Beberapa saat yang lalu ada seorang sahabat bercerita tentang kehidupan percintaannya yang sedang bermasalah. Apa yang dialaminya mengingatkan saya pada sebuah sindrom yang dulu juga pernah menghinggapi diri saya, atau mungkin juga Anda. Dia mengidap sindrom STO (She’s The One). Bila wanita maka namanya HTO (He’s The One). Belum pernah dengar?
Jika Stockholm Syndrome di artikel lalu terjadi di fase in relationship, maka sindrom satu ini akan menghinggapi Anda sejak PDKT bahkan sampai putus sekalipun.
Dulu saya bertemu dengan seorang wanita yang sangat memenuhi kriteria saya. Dia cerdas secara akademis, di masa semester-semester akhir kuliahnya dia mampu memiliki IPK yang sangat baik. Dia sangat handal dalam memasak, begitu mengenal nada, perhatian, pengertian dan sebagainya. Dia begitu ideal di mata saya.
Dia berbeda dengan yang lain, dia langka. Dia The One and only untuk saya
Sehingga dia mampu membuat saya yakin bahwa dia akan menjadi pendamping hidup saya yang hebat dan ibu yang luar biasa bagi anak-anak saya kelak.
Saya melihat masa depan saya bersama dia. Dia adalah ibu dari anak-anak saya.
Saat itu saya berpikir bahwa pencarian saya sudah berakhir. Tapi kenyataan berkata lain. Di akhir cerita, saya berjuang menahan rasa kecewa yang begitu hebat melihat punggung masa depan saya melangkah menjauh menghilang. Ya, saya merasa kehilangan masa depan. Saya merasa apa yang sudah saya miliki, rencana yang saya buat, angan-angan indah, dan apa yang sedang saya jalani terasa percuma. Setiap malam saya mendengar tawa anak-anak saya yang tidak akan pernah lahir, karena ibu mereka telah meninggalkan saya. Masa depan saya terasa buyar.

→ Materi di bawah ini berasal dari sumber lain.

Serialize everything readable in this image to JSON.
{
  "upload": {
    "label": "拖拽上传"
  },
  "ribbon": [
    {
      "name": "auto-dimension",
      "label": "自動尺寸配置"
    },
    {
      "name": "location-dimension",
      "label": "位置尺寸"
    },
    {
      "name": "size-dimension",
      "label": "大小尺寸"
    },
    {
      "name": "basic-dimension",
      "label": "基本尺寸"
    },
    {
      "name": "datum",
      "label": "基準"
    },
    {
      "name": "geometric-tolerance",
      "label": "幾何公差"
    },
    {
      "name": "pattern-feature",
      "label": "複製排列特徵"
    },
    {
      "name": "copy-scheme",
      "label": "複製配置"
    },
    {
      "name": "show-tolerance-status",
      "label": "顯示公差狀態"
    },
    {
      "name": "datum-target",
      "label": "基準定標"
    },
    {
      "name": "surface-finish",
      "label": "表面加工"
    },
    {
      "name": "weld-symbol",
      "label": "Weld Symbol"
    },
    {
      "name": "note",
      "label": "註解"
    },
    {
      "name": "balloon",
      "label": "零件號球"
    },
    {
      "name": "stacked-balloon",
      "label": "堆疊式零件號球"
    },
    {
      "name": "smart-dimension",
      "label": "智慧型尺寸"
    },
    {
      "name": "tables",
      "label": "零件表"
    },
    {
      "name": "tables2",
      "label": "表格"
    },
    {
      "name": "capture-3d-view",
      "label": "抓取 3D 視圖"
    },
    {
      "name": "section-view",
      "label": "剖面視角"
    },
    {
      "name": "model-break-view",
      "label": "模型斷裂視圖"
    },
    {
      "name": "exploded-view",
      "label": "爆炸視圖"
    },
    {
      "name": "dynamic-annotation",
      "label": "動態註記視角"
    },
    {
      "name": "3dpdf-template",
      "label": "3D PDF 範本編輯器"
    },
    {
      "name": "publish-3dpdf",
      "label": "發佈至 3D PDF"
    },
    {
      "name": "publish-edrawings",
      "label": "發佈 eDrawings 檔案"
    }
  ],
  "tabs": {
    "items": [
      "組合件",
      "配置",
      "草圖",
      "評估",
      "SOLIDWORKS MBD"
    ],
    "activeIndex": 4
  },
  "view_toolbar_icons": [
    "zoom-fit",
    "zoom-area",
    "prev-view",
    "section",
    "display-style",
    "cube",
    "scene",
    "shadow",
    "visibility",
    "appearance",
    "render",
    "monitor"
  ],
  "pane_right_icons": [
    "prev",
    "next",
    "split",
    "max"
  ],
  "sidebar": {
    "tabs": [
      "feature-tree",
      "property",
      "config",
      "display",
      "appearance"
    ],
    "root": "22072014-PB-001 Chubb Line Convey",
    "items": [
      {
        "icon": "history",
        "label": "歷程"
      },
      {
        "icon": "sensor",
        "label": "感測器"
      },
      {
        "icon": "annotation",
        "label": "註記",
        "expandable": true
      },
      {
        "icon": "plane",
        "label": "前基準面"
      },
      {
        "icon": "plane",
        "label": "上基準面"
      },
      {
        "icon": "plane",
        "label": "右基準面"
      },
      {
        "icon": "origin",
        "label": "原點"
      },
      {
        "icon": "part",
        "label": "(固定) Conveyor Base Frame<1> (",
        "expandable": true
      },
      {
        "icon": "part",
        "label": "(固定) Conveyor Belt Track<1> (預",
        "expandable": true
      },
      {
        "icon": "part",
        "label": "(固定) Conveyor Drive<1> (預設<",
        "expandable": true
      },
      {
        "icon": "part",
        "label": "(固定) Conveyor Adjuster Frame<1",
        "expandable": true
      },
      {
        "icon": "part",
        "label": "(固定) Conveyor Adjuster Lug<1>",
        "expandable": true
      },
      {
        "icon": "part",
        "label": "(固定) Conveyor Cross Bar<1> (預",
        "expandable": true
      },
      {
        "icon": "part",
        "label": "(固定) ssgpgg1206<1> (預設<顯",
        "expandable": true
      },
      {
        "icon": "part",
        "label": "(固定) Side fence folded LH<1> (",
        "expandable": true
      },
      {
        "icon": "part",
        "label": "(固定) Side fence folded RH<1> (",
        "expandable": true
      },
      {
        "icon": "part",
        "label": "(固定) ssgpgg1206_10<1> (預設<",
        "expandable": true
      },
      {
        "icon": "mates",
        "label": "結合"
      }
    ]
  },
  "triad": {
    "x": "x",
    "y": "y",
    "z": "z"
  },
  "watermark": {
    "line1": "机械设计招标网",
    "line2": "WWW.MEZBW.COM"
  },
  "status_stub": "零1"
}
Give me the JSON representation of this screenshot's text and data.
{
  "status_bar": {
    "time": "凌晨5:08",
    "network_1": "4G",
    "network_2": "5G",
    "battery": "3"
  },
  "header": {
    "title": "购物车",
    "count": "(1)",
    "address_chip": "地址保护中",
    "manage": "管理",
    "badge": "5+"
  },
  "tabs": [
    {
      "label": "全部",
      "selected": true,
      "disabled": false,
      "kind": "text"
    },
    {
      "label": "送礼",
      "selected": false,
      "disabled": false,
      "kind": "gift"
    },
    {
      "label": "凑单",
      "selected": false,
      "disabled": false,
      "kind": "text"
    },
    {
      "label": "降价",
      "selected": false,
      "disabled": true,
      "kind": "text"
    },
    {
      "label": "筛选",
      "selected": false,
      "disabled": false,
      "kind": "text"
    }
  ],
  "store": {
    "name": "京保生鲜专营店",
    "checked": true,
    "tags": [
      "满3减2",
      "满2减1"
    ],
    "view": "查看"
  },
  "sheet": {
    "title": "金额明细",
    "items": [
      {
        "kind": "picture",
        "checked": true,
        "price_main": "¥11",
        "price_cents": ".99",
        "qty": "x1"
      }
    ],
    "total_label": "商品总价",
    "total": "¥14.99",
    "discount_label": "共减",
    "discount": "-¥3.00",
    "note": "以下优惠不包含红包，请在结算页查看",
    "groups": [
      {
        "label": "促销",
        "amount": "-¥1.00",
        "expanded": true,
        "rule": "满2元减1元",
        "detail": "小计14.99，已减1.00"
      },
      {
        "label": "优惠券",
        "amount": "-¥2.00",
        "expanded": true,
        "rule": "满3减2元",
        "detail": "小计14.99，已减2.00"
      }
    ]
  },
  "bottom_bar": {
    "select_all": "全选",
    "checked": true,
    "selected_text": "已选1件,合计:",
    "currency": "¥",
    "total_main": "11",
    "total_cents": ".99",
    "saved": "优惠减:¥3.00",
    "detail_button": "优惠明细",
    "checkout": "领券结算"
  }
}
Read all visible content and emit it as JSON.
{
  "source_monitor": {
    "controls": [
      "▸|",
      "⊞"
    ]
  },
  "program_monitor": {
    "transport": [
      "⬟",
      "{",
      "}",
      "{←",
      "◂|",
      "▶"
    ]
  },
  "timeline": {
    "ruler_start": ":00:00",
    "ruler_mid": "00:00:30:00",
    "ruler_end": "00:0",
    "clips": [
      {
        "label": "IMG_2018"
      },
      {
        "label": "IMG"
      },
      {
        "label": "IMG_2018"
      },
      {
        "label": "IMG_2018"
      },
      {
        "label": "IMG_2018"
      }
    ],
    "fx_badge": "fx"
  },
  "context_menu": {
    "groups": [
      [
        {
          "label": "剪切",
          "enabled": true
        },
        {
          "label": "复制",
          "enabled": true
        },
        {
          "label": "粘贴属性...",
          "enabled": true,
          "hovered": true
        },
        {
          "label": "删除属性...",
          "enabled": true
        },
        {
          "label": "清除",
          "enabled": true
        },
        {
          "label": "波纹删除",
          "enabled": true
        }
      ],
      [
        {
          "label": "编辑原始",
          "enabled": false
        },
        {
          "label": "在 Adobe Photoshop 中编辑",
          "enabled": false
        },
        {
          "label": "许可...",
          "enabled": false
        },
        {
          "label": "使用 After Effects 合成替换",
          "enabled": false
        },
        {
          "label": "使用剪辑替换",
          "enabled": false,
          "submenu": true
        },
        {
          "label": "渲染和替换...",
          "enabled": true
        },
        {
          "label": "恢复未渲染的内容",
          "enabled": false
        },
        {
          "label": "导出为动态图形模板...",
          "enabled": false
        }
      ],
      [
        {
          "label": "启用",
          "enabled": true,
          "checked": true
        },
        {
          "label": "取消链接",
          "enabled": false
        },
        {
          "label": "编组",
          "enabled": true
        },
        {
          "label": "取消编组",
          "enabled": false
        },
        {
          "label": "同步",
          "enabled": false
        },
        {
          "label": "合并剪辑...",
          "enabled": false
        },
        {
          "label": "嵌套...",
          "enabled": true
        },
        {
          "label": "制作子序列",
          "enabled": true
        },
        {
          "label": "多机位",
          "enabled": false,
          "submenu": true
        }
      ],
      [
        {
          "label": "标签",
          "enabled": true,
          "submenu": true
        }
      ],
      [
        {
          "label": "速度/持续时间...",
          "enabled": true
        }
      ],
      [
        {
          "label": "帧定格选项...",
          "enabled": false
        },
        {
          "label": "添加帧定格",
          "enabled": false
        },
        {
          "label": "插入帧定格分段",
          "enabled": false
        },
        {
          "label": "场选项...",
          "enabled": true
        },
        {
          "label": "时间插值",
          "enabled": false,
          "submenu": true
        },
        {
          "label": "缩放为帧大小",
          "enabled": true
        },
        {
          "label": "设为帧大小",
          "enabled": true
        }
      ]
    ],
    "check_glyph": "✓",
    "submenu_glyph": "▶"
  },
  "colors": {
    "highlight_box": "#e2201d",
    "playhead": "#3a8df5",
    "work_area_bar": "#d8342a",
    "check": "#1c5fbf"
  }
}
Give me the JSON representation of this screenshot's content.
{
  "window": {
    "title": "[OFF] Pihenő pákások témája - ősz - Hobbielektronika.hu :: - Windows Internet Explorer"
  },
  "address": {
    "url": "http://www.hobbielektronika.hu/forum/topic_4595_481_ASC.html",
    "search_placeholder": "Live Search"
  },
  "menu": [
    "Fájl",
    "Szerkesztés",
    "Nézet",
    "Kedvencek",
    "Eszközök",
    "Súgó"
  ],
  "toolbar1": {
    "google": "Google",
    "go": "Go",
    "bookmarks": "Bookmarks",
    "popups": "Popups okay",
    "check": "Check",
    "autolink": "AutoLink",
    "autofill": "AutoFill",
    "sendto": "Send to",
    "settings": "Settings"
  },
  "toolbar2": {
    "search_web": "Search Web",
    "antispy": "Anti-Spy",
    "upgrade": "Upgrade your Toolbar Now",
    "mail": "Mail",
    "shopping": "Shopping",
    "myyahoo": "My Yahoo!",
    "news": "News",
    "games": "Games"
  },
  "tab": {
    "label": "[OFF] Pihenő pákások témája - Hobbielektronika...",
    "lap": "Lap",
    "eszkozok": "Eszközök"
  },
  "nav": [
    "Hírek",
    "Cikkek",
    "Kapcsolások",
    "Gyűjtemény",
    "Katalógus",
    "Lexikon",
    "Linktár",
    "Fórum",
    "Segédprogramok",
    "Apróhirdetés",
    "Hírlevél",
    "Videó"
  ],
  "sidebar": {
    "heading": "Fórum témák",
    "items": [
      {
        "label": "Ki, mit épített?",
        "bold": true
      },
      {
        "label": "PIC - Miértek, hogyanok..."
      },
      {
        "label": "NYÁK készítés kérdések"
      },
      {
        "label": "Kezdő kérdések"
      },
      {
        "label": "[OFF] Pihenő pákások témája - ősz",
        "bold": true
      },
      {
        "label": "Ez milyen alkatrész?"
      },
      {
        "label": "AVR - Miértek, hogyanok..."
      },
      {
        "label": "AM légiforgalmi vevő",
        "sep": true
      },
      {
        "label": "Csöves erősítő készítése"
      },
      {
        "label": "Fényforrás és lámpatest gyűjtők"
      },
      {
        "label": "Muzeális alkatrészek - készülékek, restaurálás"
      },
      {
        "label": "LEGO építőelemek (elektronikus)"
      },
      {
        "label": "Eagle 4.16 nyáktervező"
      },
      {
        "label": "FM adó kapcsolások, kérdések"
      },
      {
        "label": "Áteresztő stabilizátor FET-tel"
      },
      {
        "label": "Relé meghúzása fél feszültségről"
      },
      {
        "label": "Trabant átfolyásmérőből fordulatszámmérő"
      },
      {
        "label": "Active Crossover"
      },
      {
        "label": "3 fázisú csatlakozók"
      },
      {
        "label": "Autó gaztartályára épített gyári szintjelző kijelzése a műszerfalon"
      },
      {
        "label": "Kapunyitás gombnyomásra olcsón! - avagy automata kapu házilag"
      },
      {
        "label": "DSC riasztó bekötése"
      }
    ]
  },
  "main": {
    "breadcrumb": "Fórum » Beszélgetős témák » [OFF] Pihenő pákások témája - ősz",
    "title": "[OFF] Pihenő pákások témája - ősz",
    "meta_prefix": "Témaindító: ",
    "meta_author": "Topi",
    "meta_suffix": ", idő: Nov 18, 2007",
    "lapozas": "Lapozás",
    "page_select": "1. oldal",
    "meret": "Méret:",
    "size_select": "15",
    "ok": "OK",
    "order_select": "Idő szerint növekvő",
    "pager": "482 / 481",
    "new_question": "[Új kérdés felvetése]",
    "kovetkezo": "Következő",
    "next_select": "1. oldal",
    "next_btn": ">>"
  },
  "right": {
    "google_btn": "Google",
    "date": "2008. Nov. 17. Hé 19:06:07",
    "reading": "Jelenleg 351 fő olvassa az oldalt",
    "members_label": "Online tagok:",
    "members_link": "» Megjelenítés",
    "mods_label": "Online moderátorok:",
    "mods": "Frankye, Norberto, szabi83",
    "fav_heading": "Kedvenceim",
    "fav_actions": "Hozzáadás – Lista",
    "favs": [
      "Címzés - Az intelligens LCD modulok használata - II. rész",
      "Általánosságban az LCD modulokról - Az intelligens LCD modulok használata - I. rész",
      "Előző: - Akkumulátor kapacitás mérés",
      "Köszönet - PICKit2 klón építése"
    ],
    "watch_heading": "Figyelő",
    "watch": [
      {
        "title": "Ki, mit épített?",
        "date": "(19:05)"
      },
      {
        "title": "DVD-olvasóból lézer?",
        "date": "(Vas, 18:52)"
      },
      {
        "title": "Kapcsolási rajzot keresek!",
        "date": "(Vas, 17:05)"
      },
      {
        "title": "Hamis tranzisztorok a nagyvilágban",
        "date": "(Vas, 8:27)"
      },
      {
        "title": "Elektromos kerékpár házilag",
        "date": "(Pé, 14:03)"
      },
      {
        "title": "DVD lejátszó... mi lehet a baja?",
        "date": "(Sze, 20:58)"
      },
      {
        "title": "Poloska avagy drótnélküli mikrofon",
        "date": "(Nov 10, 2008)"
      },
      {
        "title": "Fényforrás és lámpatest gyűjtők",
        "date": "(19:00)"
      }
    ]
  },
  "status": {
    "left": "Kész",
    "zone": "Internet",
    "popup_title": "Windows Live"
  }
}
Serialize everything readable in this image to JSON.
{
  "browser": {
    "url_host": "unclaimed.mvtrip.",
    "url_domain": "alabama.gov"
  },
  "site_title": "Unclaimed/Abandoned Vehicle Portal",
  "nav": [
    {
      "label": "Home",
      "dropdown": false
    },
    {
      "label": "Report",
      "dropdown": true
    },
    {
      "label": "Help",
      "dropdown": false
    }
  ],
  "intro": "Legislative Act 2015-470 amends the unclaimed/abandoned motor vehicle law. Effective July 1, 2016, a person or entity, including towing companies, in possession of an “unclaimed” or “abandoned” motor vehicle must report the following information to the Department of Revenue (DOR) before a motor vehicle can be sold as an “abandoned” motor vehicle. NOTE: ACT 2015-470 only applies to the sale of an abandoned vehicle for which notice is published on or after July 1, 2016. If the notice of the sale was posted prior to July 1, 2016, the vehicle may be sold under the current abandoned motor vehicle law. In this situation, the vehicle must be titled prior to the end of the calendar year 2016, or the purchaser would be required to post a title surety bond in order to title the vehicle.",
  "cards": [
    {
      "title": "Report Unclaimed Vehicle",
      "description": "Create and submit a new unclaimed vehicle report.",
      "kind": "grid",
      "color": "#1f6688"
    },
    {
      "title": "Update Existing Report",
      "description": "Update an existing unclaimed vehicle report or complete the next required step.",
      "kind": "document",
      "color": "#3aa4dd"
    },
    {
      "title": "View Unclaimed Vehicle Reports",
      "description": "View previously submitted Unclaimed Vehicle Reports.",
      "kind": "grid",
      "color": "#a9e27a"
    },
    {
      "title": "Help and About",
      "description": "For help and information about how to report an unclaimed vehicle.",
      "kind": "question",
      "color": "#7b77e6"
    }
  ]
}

Saya tidak punya harapan untuk masa depan lagi, karena bagi saya, masa depan adalah dia.
Terdengar lebay ya. Iya, namanya juga sindrom. Buat yang tidak mengalami dan bisa berpikir dengan jernih, Anda bisa menertawakannya. Tapi bila Anda pernah mengalaminya, Anda tahu sekali apa yang dulu saya rasakan. Dan bila Anda sedang mengalaminya, Anda akan ngerasa bahwa semua itu wajar dan tidak ada orang lain yang bisa memahami apa yang Anda lihat dari dirinya.
Betul kan?
Cara untuk menghindari sindrom ini sebenarnya cukup sederhana.
Pertama, jangan terlalu jauh membayangkan masa depan Anda bersama dia. Seperti nanti kalian akan tinggal di mana, punya anak berapa, hal-hal romantis yang akan kalian berdua lalui nantinya, nama anak kalian berdua, jenis rumah kalian, warna cat kamar kalian, dan sejuta hal-hal lain yang ngebalap realita. Padahal ternyata kenalan aja belum.
Yang kedua, jangan ngarep! Ngarep menyebabkan Anda berdelusi dan berkhayal! Ngarep akan membuat Anda semakin jatuh cinta dengan imajinasi Anda sendiri tentang dirinya dan masa depan kalian yang belum tentu kesampaian. Low expectation adalah obat penangkal sindrom ini.
Bagi Anda yang mengidap sindrom ini di fase PDKT, sadarkan diri Anda sebelum terlambat. Tidak usah berkhayal setinggi gunung bila Anda baru mengenalnya di kaki lembah. Bagi Anda yang mengidap sindrom ini di fase breakup, percayalah di luar sana masih ada yang lebih baik darinya dan tugas Anda adalah mencarinya.
Bila saya bisa melaluinya, Anda juga bisa.